With our event-based study (Figure 4) our goal was to contextualize the spike in definitions in a short period of time. As stated previously, we focused on the shift from iPhoneOS to iOS. The definitional increase in this time can be attributed then to the launch of the iPad, the Game Center, their advertising API, and several other features. We observed the most changes in the larger document which were related to 'actors' (i.e. developer responsibilities if they want to keep using the platform).These changes were also related to the 'technical' (i.e. developers are given access to and must conform to new tech offerings to maintain their membership. In sum, in this shift we see how developers are activly goverened by Apple to turn software into Apps, revealing the trend towards 'platformization'.

Figure 4: Event-Based Analysis of Change from iPhoneOS to iOS (2010)


We conceptualize 'Apple's Developer Program License Agreement' as a living document which is contingent and open to change. In other words, we might imagine that the developer has entered into and is playing a game where the rules are constantly shifting, and where they must adjust their practices to continue playing. Important to note, App developers may not engage with these documents in as much depth as we have. However, these shifts and changes in the document become embedded and encoded within the developer web portal, as well as in the software and services they must engage to continue developing, testing, and distributing their product via the App Store. In this way, applying our 'longitudinal' and 'event-based' protocols to these documents can shed light on how tech entities govern developers infrastructurally at particular points in time AND how these logics of governance shift over time and around events.

Policy Story #4: App-policy Dependencies

We took the top 10 Android apps and looked what kind of software development kits (SDKs) have been embedded to build the app and to include functionality and advertising. With the app as software package (and not the app store) as starting point, we were interested in finding out which policies are evoked by the SDKs that developers embed in the software.

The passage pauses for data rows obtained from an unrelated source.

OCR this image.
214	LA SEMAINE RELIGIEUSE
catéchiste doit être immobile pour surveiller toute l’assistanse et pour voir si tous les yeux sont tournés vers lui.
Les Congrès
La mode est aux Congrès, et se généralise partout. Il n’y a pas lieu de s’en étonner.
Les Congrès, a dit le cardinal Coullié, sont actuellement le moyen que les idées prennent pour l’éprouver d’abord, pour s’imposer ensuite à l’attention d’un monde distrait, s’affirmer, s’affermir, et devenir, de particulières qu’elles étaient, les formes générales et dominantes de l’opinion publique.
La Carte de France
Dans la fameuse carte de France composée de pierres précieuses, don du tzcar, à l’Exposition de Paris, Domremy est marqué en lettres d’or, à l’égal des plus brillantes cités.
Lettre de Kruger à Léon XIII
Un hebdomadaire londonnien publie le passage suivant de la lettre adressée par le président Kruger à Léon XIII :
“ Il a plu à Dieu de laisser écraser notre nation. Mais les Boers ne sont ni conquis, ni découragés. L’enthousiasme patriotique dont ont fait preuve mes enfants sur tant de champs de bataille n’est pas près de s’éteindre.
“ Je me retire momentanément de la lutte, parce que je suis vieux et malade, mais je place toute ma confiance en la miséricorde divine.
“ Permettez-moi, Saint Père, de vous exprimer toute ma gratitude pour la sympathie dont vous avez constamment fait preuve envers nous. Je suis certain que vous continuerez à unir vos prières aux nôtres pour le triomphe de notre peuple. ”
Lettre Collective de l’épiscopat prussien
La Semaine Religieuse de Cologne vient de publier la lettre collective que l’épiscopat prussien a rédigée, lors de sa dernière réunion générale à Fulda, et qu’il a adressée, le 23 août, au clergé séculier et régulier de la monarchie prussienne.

app-policy-dependencies.png Figure 5: App-policy dependencies

Figure 5 shows that the top 10 apps contain 26 unique SDKs for advertising and social logins and 60 unique SDKs for app development. And this is where things scale up, as each of these SDKs also has 1 or more policies connected to it. We then looked up the developer policies for each of our embedded software development kits.The network challenges the boundaries of the app shows the multi-layeredness and networkedness of app developer governance - as well as the multiplication of the scale of policies that developers need to adhere to.


To conclude, we have used archived app (store) policies to examine which objects and actors have been central to app store and developer governance over time, how this changes, as well as how they are governed. Policies offer a specific perspective to app (hi)stories and show what the platforms care about in terms of app development (e.g. new technological developments such as the introduction of a new device or functionality, or external developments such as GDPR). Importantly, we have found that while app store governance is centralised, governance on the level of the app as software object is highly distributed, networked, and layered.